1.In your opinion, what is the role of a museum?
We are living in an ever changing world. As the “Father of Digital Art” for over 45-years, we have made rapid advancements in technology that has altered the cultural landscape. Technology has added a more in depth understanding to the presentation of information. People can learn more about what they are looking at. No longer are museums limited by wall space.
Monitors and interactive kiosks can help provide a richer learning experience. Naturally with the internet (which wasn’t accessible 50 years ago) a person can now visit any museum they wish virtually. For instance if a person could go online and rotate an ancient sarcophagus, pyramid, or jewelry they could potentially have a greater understanding of a past civilization. So the role of the museum is to present the best of their collection.
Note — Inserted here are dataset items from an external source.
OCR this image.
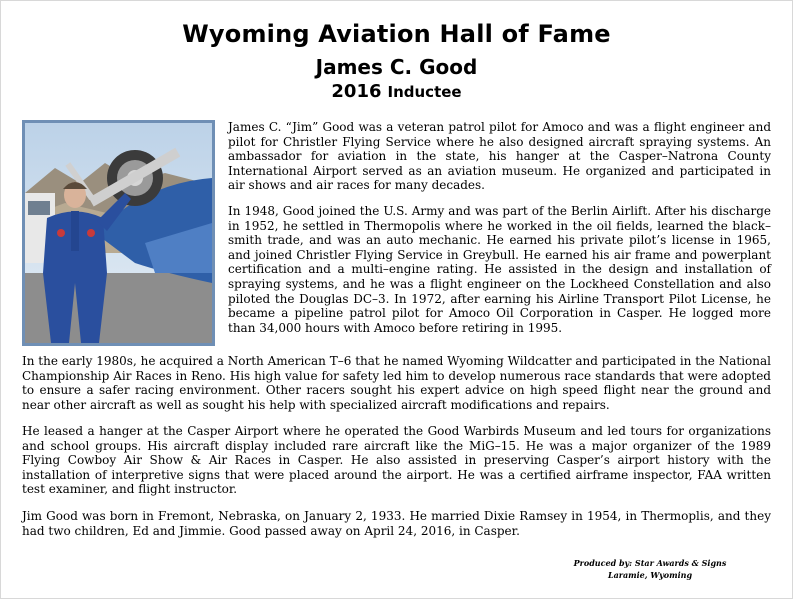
Wyoming Aviation Hall of Fame
James C. Good
2016 Inductee

James C. “Jim” Good was a veteran patrol pilot for Amoco and was a flight engineer and pilot for Christler Flying Service where he also designed aircraft spraying systems. An ambassador for aviation in the state, his hanger at the Casper–Natrona County International Airport served as an aviation museum. He organized and participated in air shows and air races for many decades.

In 1948, Good joined the U.S. Army and was part of the Berlin Airlift. After his discharge in 1952, he settled in Thermopolis where he worked in the oil fields, learned the black–smith trade, and was an auto mechanic. He earned his private pilot’s license in 1965, and joined Christler Flying Service in Greybull. He earned his air frame and powerplant certification and a multi–engine rating. He assisted in the design and installation of spraying systems, and he was a flight engineer on the Lockheed Constellation and also piloted the Douglas DC–3. In 1972, after earning his Airline Transport Pilot License, he became a pipeline patrol pilot for Amoco Oil Corporation in Casper. He logged more than 34,000 hours with Amoco before retiring in 1995.

In the early 1980s, he acquired a North American T–6 that he named Wyoming Wildcatter and participated in the National Championship Air Races in Reno. His high value for safety led him to develop numerous race standards that were adopted to ensure a safer racing environment. Other racers sought his expert advice on high speed flight near the ground and near other aircraft as well as sought his help with specialized aircraft modifications and repairs.

He leased a hanger at the Casper Airport where he operated the Good Warbirds Museum and led tours for organizations and school groups. His aircraft display included rare aircraft like the MiG–15. He was a major organizer of the 1989 Flying Cowboy Air Show & Air Races in Casper. He also assisted in preserving Casper’s airport history with the installation of interpretive signs that were placed around the airport. He was a certified airframe inspector, FAA written test examiner, and flight instructor.

Jim Good was born in Fremont, Nebraska, on January 2, 1933. He married Dixie Ramsey in 1954, in Thermoplis, and they had two children, Ed and Jimmie. Good passed away on April 24, 2016, in Casper.

Produced by: Star Awards & Signs
Laramie, Wyoming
2.What are your favorite museums in the world? Why?
Of course I am bias because I have enjoyed museums that take risks and showcase forward thinking innovation. They are not afraid to project the future as well as present the past. My innovative Digital Art has been shown at the Museum of Modern Art, Princeton Art Museum, Long Beach Museum of Art, Norton Museum of Art, as well as the collections Victoria and Albert (V&A) London, Smithsonian Institute Museum of American History and Lucca Museum, Italy just to name a few.
3.How important are social networks in your business? And which platform do you prefer and why.
I think in today’s world (2020) it is important for people to engage. This means they can interact with the content creator. In this case myself, as an Artist just as we are doing now in real time. This was not the case in the past. Imagine if a person were to interact with Picasso? Today the chance of “talking” with Elon Musk or Richard Branson are possible. I myself would have loved to have engaged with Francis Bacon, Magritte and Willem Dekooning.
Having the illustrious career I have I grew up during the Punk Rock Era and knew Basquiat, Keith Haring, Andy Warhol, as well as the Ramones, Debbie Harry, Sid Vicious, Robert Rauschenberg, Versace, and more recent Britney Spears, Justin Timberlake, and Roger Daltrey to name just a few. The circles of Pop culture enable personal interaction not just electronic media. It is still good to get “fresh air”.
4.To create greater engagement among museums, artists and professionals, do you have any advice for cultural projects such as #MuseumWeek?
Yes. People should understand that taking a booth at an Art Fair (which seems to be the current tend) does not constitute longevity or a career. Museums have the responsibility of showcasing Artists with great abilities (beyond the average).
A “one hit wonder” which is often presented does not engage the public audience. The public is not nieve as often thought. They demand a captivating exhibition of true talent which is omnipresent to our society.
Interview by Fabio Pariante, journalist
Laurence Gartel (New York, 1956) is the pioneer of Digital Art and studied at the School of Visual Arts in New York with Keith Haring and began his professional career at the Buffalo Media Study with Nam June Paik. Among his collaborations, he has worked with musicians Sid Vicius (Sex Pistols), Ace Frehley (Kiss) and Johnny Thunders (New York Dolls). In addition, he had the opportunity to teach Andy Warhol how to use the Amiga computer and was the official artist of the 57th edition of the Grammy Awards. He made some works for Justin Timberlake and Britney Spears.